Releases: CaNS-World/CaNS
v2.0
CaNS 2.0
is finally released! 🎉
This is the most significant revision of our toolkit so far.
Co-authored by Pedro Costa, Massimiliano Fatica, and Josh Romero.
Summary
This release marks the ending of a fresh porting effort for massively parallel simulations on modern architectures, from one to thousands of GPUs with a focus on performance while ensuring a flexible and sustainable implementation that is easy to extend for more complex physical problems. We used OpenACC directives to accelerate loops and for host/device data transfer, interoperated with NVIDIA's cuFFT and the new cuDecomp domain decomposition library.
cuDecomp is the heart of the multi-GPU implementation, ensuring the solver's performance by bringing a novel, hardware-adaptive parallelization of the transposes in the Poisson/Helmholtz solver, and of the halo-exchange operations.

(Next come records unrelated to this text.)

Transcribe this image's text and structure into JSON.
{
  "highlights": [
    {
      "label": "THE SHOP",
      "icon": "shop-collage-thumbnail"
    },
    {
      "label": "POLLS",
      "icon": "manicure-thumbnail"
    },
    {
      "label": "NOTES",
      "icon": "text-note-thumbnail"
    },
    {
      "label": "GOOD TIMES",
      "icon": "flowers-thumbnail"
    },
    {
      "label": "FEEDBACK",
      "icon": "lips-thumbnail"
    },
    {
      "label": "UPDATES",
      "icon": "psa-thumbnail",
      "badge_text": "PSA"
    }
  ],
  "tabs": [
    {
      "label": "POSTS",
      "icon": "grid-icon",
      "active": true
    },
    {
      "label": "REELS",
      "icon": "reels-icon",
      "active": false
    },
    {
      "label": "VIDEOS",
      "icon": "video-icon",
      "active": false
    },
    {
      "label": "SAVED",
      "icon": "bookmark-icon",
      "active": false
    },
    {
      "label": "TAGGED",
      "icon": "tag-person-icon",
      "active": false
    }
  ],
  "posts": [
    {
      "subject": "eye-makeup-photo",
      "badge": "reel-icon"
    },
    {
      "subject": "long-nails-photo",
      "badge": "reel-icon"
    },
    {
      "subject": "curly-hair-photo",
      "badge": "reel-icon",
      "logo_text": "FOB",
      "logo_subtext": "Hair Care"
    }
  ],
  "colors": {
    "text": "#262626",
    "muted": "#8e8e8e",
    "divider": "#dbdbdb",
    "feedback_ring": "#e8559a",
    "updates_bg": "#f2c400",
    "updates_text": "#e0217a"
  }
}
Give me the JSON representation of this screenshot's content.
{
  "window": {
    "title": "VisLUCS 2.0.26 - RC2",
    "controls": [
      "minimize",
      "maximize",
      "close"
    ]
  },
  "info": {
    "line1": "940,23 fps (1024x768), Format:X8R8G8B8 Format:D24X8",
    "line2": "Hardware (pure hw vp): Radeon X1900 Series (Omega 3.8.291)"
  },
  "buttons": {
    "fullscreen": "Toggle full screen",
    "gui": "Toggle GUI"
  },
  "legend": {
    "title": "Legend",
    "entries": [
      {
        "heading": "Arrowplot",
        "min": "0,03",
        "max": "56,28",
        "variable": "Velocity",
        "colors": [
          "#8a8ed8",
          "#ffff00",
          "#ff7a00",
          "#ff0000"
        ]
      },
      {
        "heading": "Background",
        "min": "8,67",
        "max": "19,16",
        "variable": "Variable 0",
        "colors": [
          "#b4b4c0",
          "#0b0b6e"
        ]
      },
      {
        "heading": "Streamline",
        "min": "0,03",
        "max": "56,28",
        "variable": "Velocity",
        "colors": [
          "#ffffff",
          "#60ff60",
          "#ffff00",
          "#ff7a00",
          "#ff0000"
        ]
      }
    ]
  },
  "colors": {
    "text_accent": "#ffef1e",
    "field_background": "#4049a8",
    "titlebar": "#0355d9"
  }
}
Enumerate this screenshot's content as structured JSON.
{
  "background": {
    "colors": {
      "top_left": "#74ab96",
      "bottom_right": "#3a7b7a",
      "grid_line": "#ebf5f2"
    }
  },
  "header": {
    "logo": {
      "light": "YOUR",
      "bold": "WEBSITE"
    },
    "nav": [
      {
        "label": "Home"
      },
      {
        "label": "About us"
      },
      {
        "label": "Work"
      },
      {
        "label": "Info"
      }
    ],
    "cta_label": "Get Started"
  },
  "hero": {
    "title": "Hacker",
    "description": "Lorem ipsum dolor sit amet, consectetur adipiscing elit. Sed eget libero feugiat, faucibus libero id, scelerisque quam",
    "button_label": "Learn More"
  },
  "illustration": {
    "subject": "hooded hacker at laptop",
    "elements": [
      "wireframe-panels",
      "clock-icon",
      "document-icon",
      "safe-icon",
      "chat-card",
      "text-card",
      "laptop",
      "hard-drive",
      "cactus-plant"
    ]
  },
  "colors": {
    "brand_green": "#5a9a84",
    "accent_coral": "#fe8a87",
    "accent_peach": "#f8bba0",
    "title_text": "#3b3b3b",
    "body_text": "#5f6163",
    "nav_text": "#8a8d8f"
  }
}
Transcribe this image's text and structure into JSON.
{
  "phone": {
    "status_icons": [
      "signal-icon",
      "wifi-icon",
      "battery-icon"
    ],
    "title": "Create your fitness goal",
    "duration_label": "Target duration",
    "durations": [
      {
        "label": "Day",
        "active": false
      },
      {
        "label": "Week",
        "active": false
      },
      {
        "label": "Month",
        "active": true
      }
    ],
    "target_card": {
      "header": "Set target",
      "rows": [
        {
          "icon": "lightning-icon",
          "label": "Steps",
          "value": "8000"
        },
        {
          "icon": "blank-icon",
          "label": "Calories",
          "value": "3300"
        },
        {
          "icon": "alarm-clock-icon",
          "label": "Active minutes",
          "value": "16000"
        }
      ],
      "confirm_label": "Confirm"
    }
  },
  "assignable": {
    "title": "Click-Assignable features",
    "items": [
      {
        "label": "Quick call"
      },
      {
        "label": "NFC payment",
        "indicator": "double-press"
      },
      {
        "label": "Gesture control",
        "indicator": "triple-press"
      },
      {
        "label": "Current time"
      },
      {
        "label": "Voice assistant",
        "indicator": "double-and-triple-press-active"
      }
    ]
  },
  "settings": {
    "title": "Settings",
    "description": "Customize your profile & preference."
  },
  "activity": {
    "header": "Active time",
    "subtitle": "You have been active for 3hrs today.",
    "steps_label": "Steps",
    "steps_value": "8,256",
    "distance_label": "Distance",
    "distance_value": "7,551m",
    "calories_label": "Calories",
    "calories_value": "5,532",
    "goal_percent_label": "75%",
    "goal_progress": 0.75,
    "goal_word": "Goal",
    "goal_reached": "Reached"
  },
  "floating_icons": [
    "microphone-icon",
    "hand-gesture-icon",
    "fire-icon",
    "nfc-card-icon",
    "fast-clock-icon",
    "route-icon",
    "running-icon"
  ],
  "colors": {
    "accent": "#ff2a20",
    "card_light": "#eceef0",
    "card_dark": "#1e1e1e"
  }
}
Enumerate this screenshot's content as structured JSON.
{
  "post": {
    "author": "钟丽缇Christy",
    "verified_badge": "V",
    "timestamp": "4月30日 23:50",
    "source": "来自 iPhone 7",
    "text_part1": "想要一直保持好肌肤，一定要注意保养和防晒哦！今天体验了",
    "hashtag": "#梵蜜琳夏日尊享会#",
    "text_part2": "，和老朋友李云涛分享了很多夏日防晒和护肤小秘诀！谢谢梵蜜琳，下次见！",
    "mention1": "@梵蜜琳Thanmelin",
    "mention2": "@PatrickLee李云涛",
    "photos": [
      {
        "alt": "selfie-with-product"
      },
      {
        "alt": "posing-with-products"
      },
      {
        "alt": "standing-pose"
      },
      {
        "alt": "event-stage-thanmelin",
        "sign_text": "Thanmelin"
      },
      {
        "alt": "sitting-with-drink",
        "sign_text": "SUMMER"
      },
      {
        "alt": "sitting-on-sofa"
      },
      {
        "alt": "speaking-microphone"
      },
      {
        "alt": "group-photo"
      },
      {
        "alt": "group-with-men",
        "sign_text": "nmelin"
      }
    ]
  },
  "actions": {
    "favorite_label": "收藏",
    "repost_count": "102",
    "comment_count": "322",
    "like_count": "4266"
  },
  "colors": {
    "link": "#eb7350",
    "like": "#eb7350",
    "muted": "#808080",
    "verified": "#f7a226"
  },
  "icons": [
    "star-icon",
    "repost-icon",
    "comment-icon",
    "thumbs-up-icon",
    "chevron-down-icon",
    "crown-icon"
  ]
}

Although quite performant, the implementation is also flexible, allowing for an easy change of solver profiles, such as X-aligned default pencils, which are optimal for a fully explicit time integration, or Z-aligned default pencils, which are optimal for a Z-implicit time integration for wall flows.
Finally, another noteworthy (optional) feature is CaNS
' new mixed-precision mode, where the pressure Poisson equation is solved in lower precision. This mode makes a huge difference in performance for many-GPU calculations across multiple nodes.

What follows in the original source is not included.